The third issue worth being addressed would be the withholding of public records by the Office of General Counsel. Because Cleveland State is a public university, they are required to follow Ohio’s freedom of information laws, also known as sunshine laws.

By these laws, any person can request public records from a public office by either phone, writing or email. Recently, The Cauldron found that Cleveland State has been out of concordance with the Ohio Revised Law 149.43 regarding public records.

On March 8, The Cauldron called the Office of General Counsel to make a public records request by phone. When the phone was answered, the general counsel secretary asked if the request could be made in writing instead. When denied, she asked for the request via email. The Cauldron then outlined the university’s public records policy. The secretary then asked for a fax of the request before finally taking the request over the phone.

On March 19, The Cauldron reached out to the office again for different public records. The office administrator  told The Cauldron that public records requests must be made by emailing This time, even after explaining, the university’s public records policy and Ohio’s public records laws, she would not take the request, requiring an email.
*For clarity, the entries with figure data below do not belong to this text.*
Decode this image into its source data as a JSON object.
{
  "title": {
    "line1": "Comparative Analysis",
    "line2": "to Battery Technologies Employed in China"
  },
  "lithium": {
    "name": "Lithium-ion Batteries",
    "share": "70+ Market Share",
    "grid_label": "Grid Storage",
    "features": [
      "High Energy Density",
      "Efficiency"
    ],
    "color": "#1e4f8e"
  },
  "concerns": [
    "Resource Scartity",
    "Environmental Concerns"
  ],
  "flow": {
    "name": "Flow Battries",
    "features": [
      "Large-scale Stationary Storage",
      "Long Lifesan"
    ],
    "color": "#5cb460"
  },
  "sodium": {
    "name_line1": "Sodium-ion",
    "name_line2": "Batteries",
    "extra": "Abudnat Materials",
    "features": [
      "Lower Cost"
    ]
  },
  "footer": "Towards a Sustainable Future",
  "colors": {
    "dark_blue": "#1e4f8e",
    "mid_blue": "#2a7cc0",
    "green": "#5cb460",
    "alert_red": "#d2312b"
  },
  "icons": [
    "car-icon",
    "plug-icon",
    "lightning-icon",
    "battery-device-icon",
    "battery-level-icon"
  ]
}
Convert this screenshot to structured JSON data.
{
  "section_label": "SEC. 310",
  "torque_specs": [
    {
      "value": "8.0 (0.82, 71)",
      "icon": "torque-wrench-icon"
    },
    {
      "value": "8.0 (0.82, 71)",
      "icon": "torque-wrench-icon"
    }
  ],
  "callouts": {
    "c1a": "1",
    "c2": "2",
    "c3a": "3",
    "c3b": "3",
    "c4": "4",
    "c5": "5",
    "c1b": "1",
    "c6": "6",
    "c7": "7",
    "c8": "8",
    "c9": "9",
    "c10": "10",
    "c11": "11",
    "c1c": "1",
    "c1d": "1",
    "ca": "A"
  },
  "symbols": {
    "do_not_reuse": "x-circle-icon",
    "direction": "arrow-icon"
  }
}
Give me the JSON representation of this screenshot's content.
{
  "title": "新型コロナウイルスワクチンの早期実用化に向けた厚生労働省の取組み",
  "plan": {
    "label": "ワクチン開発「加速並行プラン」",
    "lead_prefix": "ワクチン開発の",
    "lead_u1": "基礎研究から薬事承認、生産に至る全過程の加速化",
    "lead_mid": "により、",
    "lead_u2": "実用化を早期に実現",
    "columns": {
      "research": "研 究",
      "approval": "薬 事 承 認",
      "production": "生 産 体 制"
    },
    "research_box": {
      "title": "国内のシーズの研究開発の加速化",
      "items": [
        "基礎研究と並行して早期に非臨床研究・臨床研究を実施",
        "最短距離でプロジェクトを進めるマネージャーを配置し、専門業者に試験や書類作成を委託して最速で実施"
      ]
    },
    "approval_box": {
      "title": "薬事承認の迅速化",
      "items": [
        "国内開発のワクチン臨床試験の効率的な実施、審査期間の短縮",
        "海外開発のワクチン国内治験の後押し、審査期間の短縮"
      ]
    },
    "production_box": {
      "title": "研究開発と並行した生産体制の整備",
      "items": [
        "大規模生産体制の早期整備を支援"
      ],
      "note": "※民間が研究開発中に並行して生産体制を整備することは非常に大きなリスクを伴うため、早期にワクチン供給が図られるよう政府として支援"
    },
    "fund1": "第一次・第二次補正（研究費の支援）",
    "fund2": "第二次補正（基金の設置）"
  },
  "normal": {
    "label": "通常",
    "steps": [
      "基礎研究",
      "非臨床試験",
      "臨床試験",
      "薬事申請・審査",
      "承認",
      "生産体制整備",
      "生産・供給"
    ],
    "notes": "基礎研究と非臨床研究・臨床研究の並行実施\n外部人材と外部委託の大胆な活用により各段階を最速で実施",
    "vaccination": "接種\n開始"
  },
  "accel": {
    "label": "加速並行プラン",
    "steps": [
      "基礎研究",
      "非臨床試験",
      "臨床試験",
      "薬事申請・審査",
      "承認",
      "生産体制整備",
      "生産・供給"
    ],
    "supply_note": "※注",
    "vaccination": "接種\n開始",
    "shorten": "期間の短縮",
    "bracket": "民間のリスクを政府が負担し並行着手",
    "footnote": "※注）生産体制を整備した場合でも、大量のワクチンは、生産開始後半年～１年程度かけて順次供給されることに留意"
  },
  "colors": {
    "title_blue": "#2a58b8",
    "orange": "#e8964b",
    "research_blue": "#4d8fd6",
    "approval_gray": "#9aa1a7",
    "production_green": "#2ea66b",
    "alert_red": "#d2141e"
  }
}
The Cauldron emailed the requests, along with an explanation of the situation. Shortly after, the office administrator left a voicemail, correcting the situation and allowing for a request to be made over the phone.

Since the most recent article about the issue, The Cauldron has not been denied the ability to make public records requests by phone.

Although the university has corrected the mistake so far, the situation is still one in question. Correcting your mistakes, while honorable and respectable, does not make up for the inaccuracy, especially when it comes to something as serious as the law. It is concerning that not even executive members from the Office of General Counsel are aware of both Ohio law and the university’s public records policy.

Finally, the latest issue covered is the General Fee Advisory Committee (GFAC) holding executive session meetings out of concordance with Ohio’s freedom of information laws. Because GFAC is a public body at a public institution, Ohio’s freedom of information laws require their meetings to be open to the public, unless “the subject is specifically exempted by the law.”

But, in the March 1, 2019 GFAC meeting minutes, it was outlined that the committee voted to go into executive session to discuss budgets for the 2019-2020 academic year. The notes gave no other indication of why a  two-hour executive session was called, which is not an allowed open meetings exemption.

Think about it. The university is going behind closed doors to talk about issues that nobody knows about. What reason does GFAC have to discuss  budgeting in private, away from the public?

At this point it seems as though when one inconsistency with the law is found, more and more pop add up.

My question as a student here at Cleveland State is, how long? How long until Cleveland State owns up to their own mistakes and stops waiting for student media and other officials to point them out? Where do they draw the line?